Katie & Chris Vardijan of The Hub
Friday night was the second Downtown Vallejo Art Walk and it was, by all reckoning, a success. The weather was perfect--a balmy evening with no breeze--and a lot of artists' studios and galleries were open to the throngs of people strolling up and down both Georgia and Marin streets. We walked the entire area, stopping to chat with friends and acquaintances, pausing to take photographs of the event and attendees, and seeing what artists had on display. I was buttonholed by two different gallery owners about possible future shows. The Art Walk is turning into a monthly opportunity to connect with the larger community of artists in Vallejo. It could also turn into a monthly "pop-up" sales venue, but I need to get far enough ahead to have something to sell.

Shannon O'Hare of
Obtainium Works
and  Angie
After a guild meeting in Napa on Saturday morning and a bit of shopping (I do need to occasionally buy food to eat), it was back to Vallejo and then off to Obtainium Works for their St. Patrick's Day Anniversary Party Fundraiser. Obtainium can be best described as an "artists' collective" that particularly like to build weird and wonderful vehicles ("art cars") and contraptions that are frequently seen at Maker Faires and Burning Man. I am only peripherally involved--mostly, I send Stephen off to work on projects on Sundays while I get a few hours of work in the studio accomplished--but I really like the Obtainium artists, and I have a lot of fun at their events. At this event, I helped out at "the gate," selling dinner and drink tickets. I like doing this, as it gives me a chance to talk to everybody without having to go up and introduce myself. I'm also very, very good at it: my goal is to separate people from their money as nicely as possible. I chatted, joked, smiled, and charmed people into buying dinner and drink tickets, all the while having a marvelous time myself. The food was good, the entertainment was spot-on, and the entire event was a rousing success.

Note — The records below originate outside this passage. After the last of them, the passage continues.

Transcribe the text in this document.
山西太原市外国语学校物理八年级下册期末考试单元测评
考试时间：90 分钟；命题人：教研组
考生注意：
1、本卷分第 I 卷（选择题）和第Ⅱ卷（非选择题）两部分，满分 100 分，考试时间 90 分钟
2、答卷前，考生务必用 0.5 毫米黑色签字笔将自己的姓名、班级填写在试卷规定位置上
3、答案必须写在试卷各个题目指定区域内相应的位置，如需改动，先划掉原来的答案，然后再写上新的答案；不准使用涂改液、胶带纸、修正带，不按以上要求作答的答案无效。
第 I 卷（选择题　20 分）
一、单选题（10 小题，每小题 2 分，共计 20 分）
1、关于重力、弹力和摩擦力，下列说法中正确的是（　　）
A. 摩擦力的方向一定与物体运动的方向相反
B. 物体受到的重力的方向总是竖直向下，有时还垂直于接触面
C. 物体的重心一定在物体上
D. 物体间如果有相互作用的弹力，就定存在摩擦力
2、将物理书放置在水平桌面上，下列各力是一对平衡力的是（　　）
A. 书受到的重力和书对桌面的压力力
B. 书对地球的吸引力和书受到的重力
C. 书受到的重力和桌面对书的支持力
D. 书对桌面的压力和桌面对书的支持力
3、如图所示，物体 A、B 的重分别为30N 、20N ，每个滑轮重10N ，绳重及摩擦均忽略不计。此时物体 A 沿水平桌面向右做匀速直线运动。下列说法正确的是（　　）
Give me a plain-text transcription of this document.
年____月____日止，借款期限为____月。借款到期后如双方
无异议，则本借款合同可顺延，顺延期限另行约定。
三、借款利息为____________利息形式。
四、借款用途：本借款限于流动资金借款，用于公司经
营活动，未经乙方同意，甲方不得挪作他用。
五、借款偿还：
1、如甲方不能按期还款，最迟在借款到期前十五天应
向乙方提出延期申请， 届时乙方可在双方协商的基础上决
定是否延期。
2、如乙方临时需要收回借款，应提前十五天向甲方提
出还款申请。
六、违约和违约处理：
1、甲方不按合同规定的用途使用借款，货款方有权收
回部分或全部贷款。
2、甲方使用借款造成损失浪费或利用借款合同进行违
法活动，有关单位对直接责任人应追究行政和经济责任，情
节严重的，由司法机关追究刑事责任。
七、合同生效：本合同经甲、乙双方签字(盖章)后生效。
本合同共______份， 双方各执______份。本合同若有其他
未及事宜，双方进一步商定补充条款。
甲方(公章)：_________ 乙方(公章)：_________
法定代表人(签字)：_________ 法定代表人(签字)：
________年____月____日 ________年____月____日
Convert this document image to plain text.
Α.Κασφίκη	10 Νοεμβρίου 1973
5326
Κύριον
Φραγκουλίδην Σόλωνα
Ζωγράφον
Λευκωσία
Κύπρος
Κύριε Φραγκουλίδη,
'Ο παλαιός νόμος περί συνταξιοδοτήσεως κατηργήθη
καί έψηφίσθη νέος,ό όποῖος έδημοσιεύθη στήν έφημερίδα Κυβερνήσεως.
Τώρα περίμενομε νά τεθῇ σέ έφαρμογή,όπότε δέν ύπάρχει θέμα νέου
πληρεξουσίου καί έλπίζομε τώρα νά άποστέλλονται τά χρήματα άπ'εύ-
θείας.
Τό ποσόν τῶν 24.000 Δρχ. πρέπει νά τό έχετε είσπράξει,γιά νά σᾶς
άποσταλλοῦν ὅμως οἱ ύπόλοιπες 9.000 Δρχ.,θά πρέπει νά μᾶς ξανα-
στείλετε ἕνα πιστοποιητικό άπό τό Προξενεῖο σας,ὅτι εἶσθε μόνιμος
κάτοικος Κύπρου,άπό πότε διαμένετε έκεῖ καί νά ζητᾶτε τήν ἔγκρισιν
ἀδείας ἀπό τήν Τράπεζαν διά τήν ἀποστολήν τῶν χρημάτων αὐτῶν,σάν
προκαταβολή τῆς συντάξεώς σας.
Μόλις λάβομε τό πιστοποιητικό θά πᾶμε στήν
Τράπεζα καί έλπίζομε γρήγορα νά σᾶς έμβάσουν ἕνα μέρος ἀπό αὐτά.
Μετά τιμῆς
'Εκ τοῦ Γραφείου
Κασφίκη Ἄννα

"But, you could have worked on Sunday," you're thinking. Perhaps, but it was time to drive back up to Napa and pick up wines from Saintsbury, along with trying what bottles were open (an excuse to spend some time sitting in the sun, enjoying the garden at the winery). After collecting our wines, we stopped by the Oxbow Public Market to try the Mare Island Brewing Company's inaugural product, Saginaw Golden Ale (a bit more hoppy than I usually drink, but very refreshing), then got lunch at Gott's. By the time we finished, it was late afternoon, we were both tired and crammed full of food, and wanted nothing more than to become couch potatoes for the evening.

So, that was the weekend. Lots of fun, some good contacts made, friends reassured that I was still alive, but no work in the studio accomplished. Now it's back to the "real" work of being an artist: throwing a shuttle.